Por fim, no que diz respeito aos pressupostos iniciais deste trabalho, podemos afirmar que um dos seus pressupostos foi verificado positivamente: os círculos agroculturais podem sim ser entendidos como uma experiência metodológica de educação popular voltada para a participação dialógica, e se apresentam sim como um caminho possível para a superação dos limites dos modelos convencionais inspirados no referencial difusionista. Porém, é indispensável sinalizar que, mesmo em propostas desta natureza, os desvios acontecem e assumem formas disfarçadas para garantir sustentação. Este nos parece um dos grandes desafios: como assegurar que no interno das propostas sérias de educação para a participação popular não existirão ‘margem de manobra’ para as expressões difusionistas.
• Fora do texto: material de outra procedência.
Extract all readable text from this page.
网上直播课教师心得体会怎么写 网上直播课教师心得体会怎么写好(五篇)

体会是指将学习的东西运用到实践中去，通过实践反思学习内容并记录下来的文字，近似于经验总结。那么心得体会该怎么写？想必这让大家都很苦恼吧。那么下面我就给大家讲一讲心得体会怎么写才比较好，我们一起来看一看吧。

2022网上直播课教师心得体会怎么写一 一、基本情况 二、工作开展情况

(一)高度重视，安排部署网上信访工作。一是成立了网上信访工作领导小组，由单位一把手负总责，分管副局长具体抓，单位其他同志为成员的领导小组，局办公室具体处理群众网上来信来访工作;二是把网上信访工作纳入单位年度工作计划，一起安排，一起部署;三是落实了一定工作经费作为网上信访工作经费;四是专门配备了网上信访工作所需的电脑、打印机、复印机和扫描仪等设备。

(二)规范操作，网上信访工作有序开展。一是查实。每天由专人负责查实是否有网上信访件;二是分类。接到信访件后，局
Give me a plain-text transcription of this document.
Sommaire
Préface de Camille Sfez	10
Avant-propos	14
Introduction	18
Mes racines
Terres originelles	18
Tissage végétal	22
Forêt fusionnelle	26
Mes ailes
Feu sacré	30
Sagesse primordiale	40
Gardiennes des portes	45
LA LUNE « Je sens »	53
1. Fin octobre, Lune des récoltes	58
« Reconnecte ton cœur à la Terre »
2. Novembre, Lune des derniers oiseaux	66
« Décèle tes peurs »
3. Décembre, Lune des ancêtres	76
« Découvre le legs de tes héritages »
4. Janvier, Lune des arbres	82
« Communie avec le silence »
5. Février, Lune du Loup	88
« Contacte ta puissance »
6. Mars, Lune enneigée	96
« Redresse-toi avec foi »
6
Quanto ao segundo pressuposto, podemos concluir que a racionalidade bipolar (o agente e o beneficiário, o técnico e o agricultor, o perito e o senso comum) muito presente no domínio da realização dos projetos de desenvolvimento, mesma nas propostas ditas mais avançadas, foi apenas relativamente superada pelos círculos agroculturais. Não foram em todas as ocasiões em que se verificou a perspectiva que pressupõe a emergência de várias vozes no conjunto da participação, dissolvendo os atores clássicos, para figurarem com a singularidade própria de cada um. Em não poucas ocasiões os técnicos conseguiram reproduzir a determinação social do quem ‘sabe mais’ e do quem ‘não sabe’, ou do quem ‘pouco sabe’ ou do quem porta um ‘saber não digno de validação’ e reconhecimento.

O elemento capital que dificultou esta superação no âmbito dos círculos agroculturais, foi a possibilidade encontrada pelos coordenadores técnicos e por alguns voluntários de exercer processos manipulatórios no interior de uma proposta que buscava a superação destas aproximações. Neste caso, deriva uma problemática fundamental, digna de estudos posteriores: que tipo de processo deve m sofrer os técnicos para superarem a introjeção da noção de que portam um saber superior? E, além disso, qual é o papel das Universidades que ‘formam’ os profissionais das ciências agrárias na preparação destes sujeitos voltada para a superação das situações concretas de dependência, opressão e submissão do ‘povo simples’?